O art. 5°, XII, da Constituição Federal dispõe que as mensagens e os dados das comunicações telefônicas só podem ser violados por ordem judicial, nas hipóteses e na forma que a lei estabelecer para fins de investigação criminal ou instrução processual penal:

“é inviolável o sigilo da correspondência e das comunicações telegráficas, de dados e das comunicações telefônicas, salvo, no último caso, por ordem judicial, nas hipóteses e na forma que a lei estabelecer para fins de investigação criminal ou instrução processual penal”

Nesse contexto, as mensagens de WhatsApp são conceitualmente conhecidas como dados telemáticos que, nos termos do art. 1º, parágrafo único, da lei 9.296/96 gozam de proteção constitucional e infraconstitucional, isto é, a violação a essas informações pessoais dependerá de prévia ordem do juízo criminal:

“Art. 1º A interceptação de comunicações telefônicas, de qualquer natureza, para prova em investigação criminal e em instrução processual penal, observará o disposto nesta lei e dependerá de ordem do juiz competente da ação principal, sob segredo de justiça.

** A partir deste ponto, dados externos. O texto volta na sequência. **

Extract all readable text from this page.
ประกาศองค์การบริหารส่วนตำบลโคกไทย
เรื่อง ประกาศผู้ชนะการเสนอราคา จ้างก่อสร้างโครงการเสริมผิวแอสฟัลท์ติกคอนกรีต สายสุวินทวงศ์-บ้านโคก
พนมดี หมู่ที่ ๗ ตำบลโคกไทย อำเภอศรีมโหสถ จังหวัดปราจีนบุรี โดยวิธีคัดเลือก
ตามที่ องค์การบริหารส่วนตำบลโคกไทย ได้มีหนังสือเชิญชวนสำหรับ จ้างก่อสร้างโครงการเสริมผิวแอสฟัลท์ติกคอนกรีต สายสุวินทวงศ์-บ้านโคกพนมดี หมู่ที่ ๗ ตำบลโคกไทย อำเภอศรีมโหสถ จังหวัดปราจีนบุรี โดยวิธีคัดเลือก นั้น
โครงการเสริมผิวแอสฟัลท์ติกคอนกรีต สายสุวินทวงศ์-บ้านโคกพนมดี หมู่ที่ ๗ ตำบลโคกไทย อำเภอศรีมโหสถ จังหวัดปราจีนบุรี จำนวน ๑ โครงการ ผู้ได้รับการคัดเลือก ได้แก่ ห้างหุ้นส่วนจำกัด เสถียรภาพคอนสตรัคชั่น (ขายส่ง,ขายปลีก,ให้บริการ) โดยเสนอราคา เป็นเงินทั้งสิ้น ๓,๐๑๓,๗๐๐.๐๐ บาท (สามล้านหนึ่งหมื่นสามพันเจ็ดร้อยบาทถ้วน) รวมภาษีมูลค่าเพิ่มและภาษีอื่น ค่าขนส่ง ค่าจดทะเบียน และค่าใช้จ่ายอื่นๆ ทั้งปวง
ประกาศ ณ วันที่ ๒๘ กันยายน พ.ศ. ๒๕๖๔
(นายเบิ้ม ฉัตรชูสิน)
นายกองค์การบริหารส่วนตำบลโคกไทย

Parágrafo único. O disposto nesta Lei aplica-se à interceptação do fluxo de comunicações em sistemas de informática e telemática.”

Portanto, quando a obtenção da prova oriunda de mensagens existentes no aparelho celular é feita diretamente pelos órgãos de persecução criminal, sem autorização judicial, há violação às normas legais acima transcritas, o que poderá acarretar nulidade da prova obtida por esse meio.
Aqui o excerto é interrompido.